Cómo la humanidad de Jesús, algo que esperaríamos que solo se pueda experimentar dentro de las dimensiones del espacio, el tiempo y la materia, existe en un reino más allá de esas dimensiones no es menos misterioso que cómo Su divinidad, algo que trasciende infinitamente las dimensiones del espacio, el tiempo y la materia. – se hace sustancialmente presente en los elementos terrenales del pan y del vino en la Santísima Eucaristía. Me temo que la Iglesia occidental aprecia mucho menos el primero de estos misterios que las Iglesias orientales. En la Iglesia occidental, tendemos a centrarnos en el Cuerpo de Cristo en la Eucaristía (¡que ciertamente lo es!) y en el Cuerpo de Cristo como Iglesia, pero a menudo pasamos por alto que ambos se basan en el Cuerpo de Cristo que mora eternamente en cielo a la diestra del Padre. Sin embargo, cada vez que profesamos en el Credo que allí es precisamente donde mora Cristo, estamos profesando que Él vive allí corporalmente, como enseña San Juan Damasceno: “Por ‘la diestra del Padre’ entendemos la gloria y el honor de la divinidad, donde el que existe como Hijo de Dios antes de todos los siglos, más aún, como Dios, de un solo ser con el Padre, está sentado corporalmente (sōmati) después de que se encarnó y su carne fue glorificada” (Patrologia Graeca, 94, 1104C; cf. CCC 663). Razón de más para aprovechar el alimento espiritual de la Sagrada Comunión y buscar oportunidades para contemplar ambos misterios, es decir, el de nuestra naturaleza humana en el cielo y el de la naturaleza divina en la tierra, a través de la Adoración Eucarística.

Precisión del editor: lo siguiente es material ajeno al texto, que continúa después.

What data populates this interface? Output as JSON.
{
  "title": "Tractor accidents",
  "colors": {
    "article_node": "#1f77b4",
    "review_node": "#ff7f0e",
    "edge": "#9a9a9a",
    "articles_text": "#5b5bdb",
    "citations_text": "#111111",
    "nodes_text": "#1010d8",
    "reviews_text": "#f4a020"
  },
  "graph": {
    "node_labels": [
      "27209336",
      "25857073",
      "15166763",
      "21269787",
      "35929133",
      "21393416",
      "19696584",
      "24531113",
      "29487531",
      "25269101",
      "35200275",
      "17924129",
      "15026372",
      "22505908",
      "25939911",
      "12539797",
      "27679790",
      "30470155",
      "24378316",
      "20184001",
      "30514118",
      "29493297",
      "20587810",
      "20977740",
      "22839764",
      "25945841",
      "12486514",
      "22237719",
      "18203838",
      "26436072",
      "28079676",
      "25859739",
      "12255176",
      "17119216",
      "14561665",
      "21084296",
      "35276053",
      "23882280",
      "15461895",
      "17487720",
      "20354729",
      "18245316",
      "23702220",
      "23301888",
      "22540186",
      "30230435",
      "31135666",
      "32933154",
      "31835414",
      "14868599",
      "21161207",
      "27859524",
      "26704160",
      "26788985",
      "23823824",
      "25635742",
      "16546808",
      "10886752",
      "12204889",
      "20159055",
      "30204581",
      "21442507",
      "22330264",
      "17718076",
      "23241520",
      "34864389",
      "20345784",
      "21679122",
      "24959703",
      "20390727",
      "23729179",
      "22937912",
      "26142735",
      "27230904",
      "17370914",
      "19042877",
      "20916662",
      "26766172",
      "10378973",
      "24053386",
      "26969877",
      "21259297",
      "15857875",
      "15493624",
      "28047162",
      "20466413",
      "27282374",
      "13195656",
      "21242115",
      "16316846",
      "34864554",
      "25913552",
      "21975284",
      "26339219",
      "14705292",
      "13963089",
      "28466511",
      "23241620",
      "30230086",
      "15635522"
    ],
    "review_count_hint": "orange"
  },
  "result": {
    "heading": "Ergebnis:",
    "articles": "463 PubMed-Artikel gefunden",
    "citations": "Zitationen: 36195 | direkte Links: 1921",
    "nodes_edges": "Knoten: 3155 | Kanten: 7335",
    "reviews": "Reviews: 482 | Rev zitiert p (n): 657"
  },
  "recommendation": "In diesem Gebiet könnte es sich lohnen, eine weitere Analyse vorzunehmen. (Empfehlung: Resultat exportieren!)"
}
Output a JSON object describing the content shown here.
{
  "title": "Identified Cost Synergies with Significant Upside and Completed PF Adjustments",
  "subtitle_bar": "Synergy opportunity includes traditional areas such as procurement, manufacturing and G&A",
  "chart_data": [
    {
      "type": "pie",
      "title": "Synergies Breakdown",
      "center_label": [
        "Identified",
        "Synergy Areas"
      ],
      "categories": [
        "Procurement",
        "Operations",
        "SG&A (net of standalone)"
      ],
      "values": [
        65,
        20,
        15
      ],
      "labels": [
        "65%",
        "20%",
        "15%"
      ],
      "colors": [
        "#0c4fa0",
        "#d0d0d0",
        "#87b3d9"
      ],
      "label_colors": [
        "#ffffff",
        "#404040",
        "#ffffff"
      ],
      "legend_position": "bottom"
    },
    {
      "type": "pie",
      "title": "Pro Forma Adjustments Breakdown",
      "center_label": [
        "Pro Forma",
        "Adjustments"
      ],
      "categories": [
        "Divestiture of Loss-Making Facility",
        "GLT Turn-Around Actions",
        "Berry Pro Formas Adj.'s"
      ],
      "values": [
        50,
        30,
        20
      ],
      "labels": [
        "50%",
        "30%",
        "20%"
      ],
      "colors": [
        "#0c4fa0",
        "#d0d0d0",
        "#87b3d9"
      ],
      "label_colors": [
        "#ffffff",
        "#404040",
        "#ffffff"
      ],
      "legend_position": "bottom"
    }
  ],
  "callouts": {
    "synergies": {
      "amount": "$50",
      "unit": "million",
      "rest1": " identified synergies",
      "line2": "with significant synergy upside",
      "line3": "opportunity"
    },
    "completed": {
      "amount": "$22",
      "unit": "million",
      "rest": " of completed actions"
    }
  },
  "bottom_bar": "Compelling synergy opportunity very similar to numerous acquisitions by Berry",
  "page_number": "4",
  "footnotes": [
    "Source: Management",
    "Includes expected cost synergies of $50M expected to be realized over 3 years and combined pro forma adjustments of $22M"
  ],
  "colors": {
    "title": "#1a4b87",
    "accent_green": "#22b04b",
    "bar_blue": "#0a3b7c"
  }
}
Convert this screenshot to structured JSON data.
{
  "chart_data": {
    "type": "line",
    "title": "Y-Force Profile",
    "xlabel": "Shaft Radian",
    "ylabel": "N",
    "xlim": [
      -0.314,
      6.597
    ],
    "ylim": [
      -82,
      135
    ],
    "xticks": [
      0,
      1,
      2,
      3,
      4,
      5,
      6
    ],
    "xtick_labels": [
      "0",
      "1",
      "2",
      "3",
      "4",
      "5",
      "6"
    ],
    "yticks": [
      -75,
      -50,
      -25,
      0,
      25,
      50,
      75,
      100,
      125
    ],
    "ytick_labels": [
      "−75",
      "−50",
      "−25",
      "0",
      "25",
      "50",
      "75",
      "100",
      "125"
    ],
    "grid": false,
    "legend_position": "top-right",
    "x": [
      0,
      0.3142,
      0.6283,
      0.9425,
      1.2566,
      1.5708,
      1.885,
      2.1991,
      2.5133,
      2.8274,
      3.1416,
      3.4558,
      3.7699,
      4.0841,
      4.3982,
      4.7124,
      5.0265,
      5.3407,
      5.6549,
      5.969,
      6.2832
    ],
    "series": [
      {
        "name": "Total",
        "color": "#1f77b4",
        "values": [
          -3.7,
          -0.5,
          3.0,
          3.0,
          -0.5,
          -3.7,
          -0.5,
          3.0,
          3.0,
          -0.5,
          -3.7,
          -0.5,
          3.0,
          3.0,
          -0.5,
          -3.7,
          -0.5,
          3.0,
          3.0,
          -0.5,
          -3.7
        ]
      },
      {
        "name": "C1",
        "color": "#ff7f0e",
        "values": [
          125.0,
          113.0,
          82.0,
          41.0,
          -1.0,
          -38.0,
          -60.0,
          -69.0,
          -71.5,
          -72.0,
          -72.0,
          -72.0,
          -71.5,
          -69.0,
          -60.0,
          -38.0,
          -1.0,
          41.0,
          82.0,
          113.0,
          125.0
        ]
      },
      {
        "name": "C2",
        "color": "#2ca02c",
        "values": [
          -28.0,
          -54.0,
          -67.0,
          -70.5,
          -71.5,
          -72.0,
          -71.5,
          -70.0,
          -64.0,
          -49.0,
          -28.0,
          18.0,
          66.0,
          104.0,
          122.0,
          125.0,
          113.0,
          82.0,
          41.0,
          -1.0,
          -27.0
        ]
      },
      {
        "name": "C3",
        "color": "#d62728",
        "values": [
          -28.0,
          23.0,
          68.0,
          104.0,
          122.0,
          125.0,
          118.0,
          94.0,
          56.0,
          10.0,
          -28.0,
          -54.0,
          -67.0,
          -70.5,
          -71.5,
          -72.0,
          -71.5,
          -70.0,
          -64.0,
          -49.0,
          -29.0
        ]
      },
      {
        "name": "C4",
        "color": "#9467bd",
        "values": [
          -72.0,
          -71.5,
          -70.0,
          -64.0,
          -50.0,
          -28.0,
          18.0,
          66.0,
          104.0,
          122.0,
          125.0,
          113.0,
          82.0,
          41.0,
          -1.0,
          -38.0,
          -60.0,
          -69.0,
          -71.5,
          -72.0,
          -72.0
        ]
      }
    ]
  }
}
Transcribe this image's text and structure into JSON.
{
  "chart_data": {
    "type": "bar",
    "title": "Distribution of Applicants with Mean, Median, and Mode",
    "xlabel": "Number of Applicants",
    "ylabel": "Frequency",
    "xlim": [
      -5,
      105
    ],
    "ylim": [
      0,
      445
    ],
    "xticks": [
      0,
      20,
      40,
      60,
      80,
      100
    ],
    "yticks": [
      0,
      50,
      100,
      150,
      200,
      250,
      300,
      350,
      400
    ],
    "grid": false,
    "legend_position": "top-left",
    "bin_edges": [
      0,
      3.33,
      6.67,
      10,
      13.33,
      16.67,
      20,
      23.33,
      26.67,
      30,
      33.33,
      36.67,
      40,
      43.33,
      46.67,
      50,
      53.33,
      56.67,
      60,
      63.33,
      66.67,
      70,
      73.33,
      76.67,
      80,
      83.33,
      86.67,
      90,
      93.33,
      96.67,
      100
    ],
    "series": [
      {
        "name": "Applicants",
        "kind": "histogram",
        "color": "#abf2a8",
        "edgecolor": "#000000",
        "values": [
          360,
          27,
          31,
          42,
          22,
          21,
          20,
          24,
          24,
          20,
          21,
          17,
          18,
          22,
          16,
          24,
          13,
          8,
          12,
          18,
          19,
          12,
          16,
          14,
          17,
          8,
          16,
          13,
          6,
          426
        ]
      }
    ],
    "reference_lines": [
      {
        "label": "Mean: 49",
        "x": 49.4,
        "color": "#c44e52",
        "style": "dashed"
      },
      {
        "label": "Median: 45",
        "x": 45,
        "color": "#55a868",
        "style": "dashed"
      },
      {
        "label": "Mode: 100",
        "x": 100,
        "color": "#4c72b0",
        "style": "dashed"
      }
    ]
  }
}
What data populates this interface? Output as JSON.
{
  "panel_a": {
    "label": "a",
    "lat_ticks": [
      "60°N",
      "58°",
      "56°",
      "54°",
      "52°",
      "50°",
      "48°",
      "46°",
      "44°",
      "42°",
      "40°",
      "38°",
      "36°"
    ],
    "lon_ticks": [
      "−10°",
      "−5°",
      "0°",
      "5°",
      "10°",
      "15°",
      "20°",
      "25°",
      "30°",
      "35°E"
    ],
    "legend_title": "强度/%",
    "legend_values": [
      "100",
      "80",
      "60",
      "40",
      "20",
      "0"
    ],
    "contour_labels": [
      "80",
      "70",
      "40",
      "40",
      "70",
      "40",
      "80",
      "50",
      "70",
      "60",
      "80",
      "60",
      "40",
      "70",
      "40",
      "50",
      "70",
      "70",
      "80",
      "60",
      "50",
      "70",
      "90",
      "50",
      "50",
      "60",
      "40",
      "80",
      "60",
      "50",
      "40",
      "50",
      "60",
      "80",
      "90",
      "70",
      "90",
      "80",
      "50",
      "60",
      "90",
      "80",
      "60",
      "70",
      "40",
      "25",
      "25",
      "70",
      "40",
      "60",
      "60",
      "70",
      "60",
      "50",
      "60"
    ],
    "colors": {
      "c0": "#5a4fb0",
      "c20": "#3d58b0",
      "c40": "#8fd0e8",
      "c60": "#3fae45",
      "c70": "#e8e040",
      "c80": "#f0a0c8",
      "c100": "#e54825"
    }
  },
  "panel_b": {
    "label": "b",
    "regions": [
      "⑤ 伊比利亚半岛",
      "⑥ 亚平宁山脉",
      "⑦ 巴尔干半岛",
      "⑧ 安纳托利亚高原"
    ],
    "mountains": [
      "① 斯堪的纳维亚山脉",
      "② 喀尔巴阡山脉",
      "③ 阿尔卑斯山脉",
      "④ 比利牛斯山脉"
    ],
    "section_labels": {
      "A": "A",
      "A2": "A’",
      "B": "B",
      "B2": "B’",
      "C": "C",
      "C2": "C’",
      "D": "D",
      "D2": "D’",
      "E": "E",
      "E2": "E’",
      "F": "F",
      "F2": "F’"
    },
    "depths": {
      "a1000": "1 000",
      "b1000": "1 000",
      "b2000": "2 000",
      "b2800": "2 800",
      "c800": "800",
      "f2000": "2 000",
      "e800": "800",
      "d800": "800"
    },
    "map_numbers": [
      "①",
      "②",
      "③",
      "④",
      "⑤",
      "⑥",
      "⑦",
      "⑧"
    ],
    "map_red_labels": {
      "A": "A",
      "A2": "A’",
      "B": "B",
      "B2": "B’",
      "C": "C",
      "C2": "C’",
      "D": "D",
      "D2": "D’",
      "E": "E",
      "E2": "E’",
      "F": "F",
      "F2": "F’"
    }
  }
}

Pero debemos tener cuidado. Reconocer que nuestra naturaleza humana habita en el cielo con el Padre en Jesús no disminuye nuestro libre albedrío ni elimina nuestra tendencia al pecado. Dominar lo primero y extirpar lo segundo de nuestra vida son las claves de la santidad, y el trabajo nunca termina. Dietrich von Hildebrand escribió sabiamente que “incluso después de la Redención… la existencia terrenal ha seguido siendo un status viae. En muchos aspectos, la dolorosa dualidad inherente a nuestra situación terrena permanece inalterable” (Transformación en Cristo, 449).

De ahí la necesidad de celebrar cada año la Solemnidad de la Asunción. De ahí la necesidad de mantener la mirada fija en el Señor Eucarístico, es decir, en Cristo cuya naturaleza humana –y en quien nuestra naturaleza humana– habita ahora con el Padre en el cielo.